Ils dénoncent cet accord entre Libéraux (PPE) et socialistes (PSE) du Parlement Européen qui multiplie les exemptions diluant les responsabilités des producteurs et des importateurs et diminue considérablement la quantité et la qualité des informations exigées lors de l’enregistrement. « Si le texte de ce compromis devait être adopté, ce serait de fait 2/3 des 30 000 substances chimiques concernées par REACH qui seraient écartées d’un contrôle efficace et fiable, » déplorent les Verts.
Au niveau français, les Verts estiment que PS, UDF et UMP tiennent un double langage côté pile de défense de l’environnement et de la santé, côté face concessions aux intérêts particuliers de l’industrie chimique [1].
Décidément déçus de la législation édulcorée envisagée par le PPE et le PSE, les Verts ont annoncé qu’ils maintiendraient au vote une version plus exigeante de la législation REACH et qu’ainsi « les eurodéputés devront choisir ».
Pendant que les Verts se mobilisaient sur le mot d’ordre, sympathique mais un peu paradoxal, d’une « chimie sans toxique », le lobby de l’industrie chimique s’employait activement à appauvrir Reach.
Dans un article du 15/11/05, Le Monde explique la nature de ce lobby et l’historique de son action.
« A Bruxelles, la chimie est représentée d’abord par le Cefic, le Conseil européen des fédérations de l’industrie chimique (1,7 million d’emplois sur le continent) ; lequel, fort de 150 lobbyistes, défend les intérêts des producteurs.
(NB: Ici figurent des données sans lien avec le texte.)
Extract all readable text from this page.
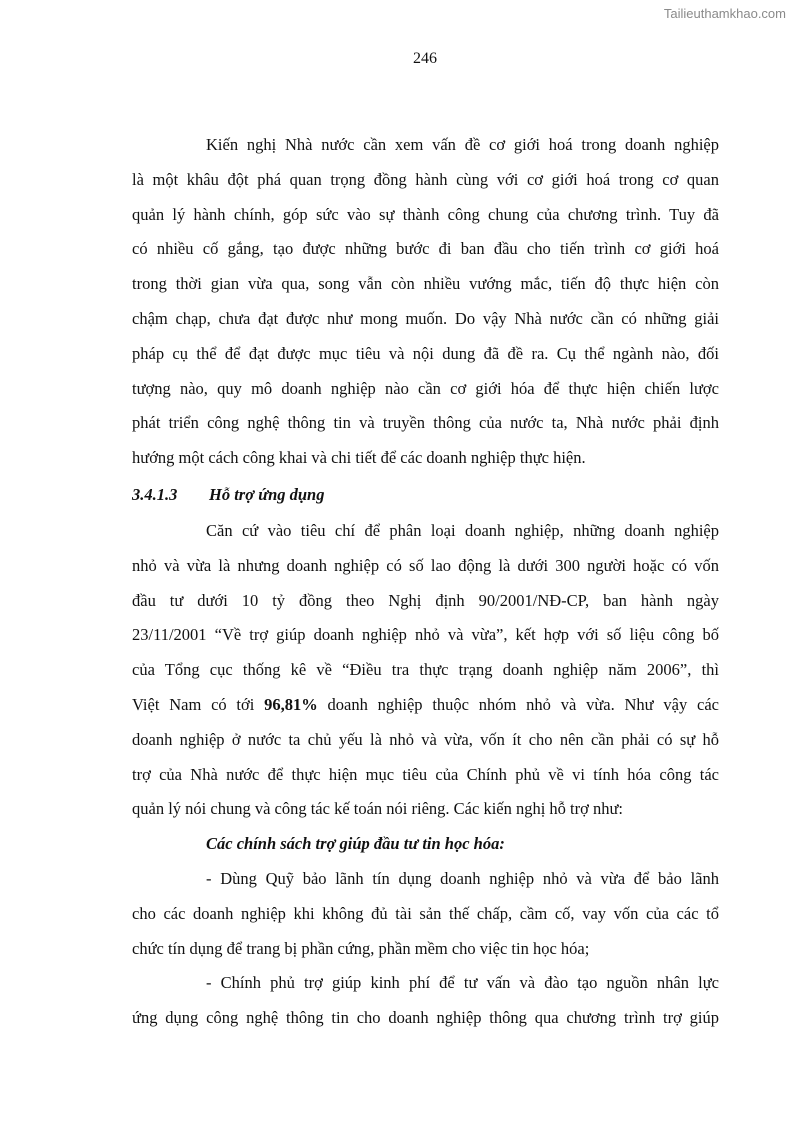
Tailieuthamkhao.com
246
Kiến nghị Nhà nước cần xem vấn đề cơ giới hoá trong doanh nghiệp
là một khâu đột phá quan trọng đồng hành cùng với cơ giới hoá trong cơ quan
quản lý hành chính, góp sức vào sự thành công chung của chương trình. Tuy đã
có nhiều cố gắng, tạo được những bước đi ban đầu cho tiến trình cơ giới hoá
trong thời gian vừa qua, song vẫn còn nhiều vướng mắc, tiến độ thực hiện còn
chậm chạp, chưa đạt được như mong muốn. Do vậy Nhà nước cần có những giải
pháp cụ thể để đạt được mục tiêu và nội dung đã đề ra. Cụ thể ngành nào, đối
tượng nào, quy mô doanh nghiệp nào cần cơ giới hóa để thực hiện chiến lược
phát triển công nghệ thông tin và truyền thông của nước ta, Nhà nước phải định
hướng một cách công khai và chi tiết để các doanh nghiệp thực hiện.
3.4.1.3 Hỗ trợ ứng dụng
Căn cứ vào tiêu chí để phân loại doanh nghiệp, những doanh nghiệp
nhỏ và vừa là nhưng doanh nghiệp có số lao động là dưới 300 người hoặc có vốn
đầu tư dưới 10 tỷ đồng theo Nghị định 90/2001/NĐ-CP, ban hành ngày
23/11/2001 “Về trợ giúp doanh nghiệp nhỏ và vừa”, kết hợp với số liệu công bố
của Tổng cục thống kê về “Điều tra thực trạng doanh nghiệp năm 2006”, thì
Việt Nam có tới 96,81% doanh nghiệp thuộc nhóm nhỏ và vừa. Như vậy các
doanh nghiệp ở nước ta chủ yếu là nhỏ và vừa, vốn ít cho nên cần phải có sự hỗ
trợ của Nhà nước để thực hiện mục tiêu của Chính phủ về vi tính hóa công tác
quản lý nói chung và công tác kế toán nói riêng. Các kiến nghị hỗ trợ như:
Các chính sách trợ giúp đầu tư tin học hóa:
- Dùng Quỹ bảo lãnh tín dụng doanh nghiệp nhỏ và vừa để bảo lãnh
cho các doanh nghiệp khi không đủ tài sản thế chấp, cầm cố, vay vốn của các tổ
chức tín dụng để trang bị phần cứng, phần mềm cho việc tin học hóa;
- Chính phủ trợ giúp kinh phí để tư vấn và đào tạo nguồn nhân lực
ứng dụng công nghệ thông tin cho doanh nghiệp thông qua chương trình trợ giúp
Elle l’est également par l’Union des confédérations de l’industrie et des employeurs d’Europe (Unice), que préside désormais Ernest-Antoine Seillière, l’ancien président du Medef. L’Unice représente à la fois les producteurs et les utilisateurs de chimie : du textile à l’automobile, de l’électronique au BTP, soit 2,7 millions d’emplois. Elle s’est offert les talents d’une pointure en embauchant un ancien directeur général de la Commission, Jean-Paul Mingasson, précédemment en charge à Bruxelles... des entreprises, sous l’autorité de M. Liikanen [2]. », explique le journal.
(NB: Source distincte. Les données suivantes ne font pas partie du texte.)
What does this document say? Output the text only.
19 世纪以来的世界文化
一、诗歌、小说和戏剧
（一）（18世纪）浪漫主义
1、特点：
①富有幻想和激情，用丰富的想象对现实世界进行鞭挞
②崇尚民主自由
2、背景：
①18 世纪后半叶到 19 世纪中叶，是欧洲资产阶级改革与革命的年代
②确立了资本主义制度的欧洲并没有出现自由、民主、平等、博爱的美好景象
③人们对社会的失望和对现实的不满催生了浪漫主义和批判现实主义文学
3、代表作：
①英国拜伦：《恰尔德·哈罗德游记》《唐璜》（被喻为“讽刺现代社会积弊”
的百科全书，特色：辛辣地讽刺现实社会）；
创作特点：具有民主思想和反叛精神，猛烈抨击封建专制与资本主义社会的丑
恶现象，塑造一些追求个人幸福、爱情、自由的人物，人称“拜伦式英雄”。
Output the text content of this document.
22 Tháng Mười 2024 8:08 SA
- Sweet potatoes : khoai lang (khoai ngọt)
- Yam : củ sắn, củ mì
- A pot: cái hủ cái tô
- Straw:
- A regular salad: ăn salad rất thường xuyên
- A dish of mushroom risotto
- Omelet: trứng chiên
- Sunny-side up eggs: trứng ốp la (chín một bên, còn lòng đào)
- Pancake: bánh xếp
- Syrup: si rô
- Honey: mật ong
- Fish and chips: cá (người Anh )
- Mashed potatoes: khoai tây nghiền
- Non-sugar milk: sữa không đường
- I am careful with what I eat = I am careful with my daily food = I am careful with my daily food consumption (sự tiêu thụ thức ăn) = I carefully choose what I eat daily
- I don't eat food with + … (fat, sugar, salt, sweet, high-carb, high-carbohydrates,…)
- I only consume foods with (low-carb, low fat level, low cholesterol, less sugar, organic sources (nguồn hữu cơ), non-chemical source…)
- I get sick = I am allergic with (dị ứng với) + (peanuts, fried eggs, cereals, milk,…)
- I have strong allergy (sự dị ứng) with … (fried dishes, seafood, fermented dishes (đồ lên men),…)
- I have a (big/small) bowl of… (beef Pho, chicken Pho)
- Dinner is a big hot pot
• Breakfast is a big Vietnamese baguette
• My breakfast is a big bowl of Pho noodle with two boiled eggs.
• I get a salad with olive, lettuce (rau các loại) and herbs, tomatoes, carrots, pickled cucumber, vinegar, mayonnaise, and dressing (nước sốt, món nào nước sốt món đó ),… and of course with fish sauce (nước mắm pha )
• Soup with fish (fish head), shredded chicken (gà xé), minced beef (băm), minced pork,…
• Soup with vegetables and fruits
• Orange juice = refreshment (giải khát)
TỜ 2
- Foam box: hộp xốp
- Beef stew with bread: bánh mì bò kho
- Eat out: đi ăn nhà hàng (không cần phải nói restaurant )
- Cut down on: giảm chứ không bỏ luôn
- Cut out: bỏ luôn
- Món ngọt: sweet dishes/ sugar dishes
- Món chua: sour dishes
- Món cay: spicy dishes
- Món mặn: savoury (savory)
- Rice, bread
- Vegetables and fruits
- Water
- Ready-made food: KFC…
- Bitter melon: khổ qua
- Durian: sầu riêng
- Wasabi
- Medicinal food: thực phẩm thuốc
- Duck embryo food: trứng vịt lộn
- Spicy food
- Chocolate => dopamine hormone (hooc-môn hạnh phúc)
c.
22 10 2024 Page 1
Sans s’opposer frontalement à la législation envisagée, et en disant même approuver ses objectifs, le lobby, au cours des 5 années de définition du projet, n’aura de cesse d’en minimiser la portée. Il obtiendra en mars 2002 l’intervention du chancelier Gerhard Schröder qui prendra la défense de la chimie accusant la Commission de ne penser qu’aux services et de saborder l’industrie traditionnelle européenne.
Gerhard Schröder convaincra à son tour Tony Blair et Jacques Chirac d’adresser une lettre commune à Romano Prodi, l’invitant à ne pas mettre en péril la compétitivité européenne des industries chimiques.
C’est ce genre d’interventions qui aboutissent à des "allègements" comme la diminution du nombre d’essais de toxicologie sur les substances de 1 à 10 tonnes (qui représentent les deux tiers des molécules visées par Reach !)
« Depuis, » explique Le Monde, « le lobby de la chimie essaie de pousser encore son avantage. Au Conseil et au Parlement, qui doivent tous deux approuver le règlement, il est en passe d’obtenir de nouvelles concessions. Les essais ne seraient plus fonction du tonnage mais du "risque" estimé que présentent les substances. »
Autre objectif du lobby : obtenir que, dans certains cas, la charge des évaluations incombe aux autorités publiques, ce qui est ... l’exact contraire de la démarche Reach.
[1] Concernant la position des députés européens PS sur le compromis en gestation, il semble qu’elle ne soit pas encore définitivement arrêtée, à ce jour.
[2] M. Liikanen était, dans l’équipe précédente, commissaire européen chargé des entreprises.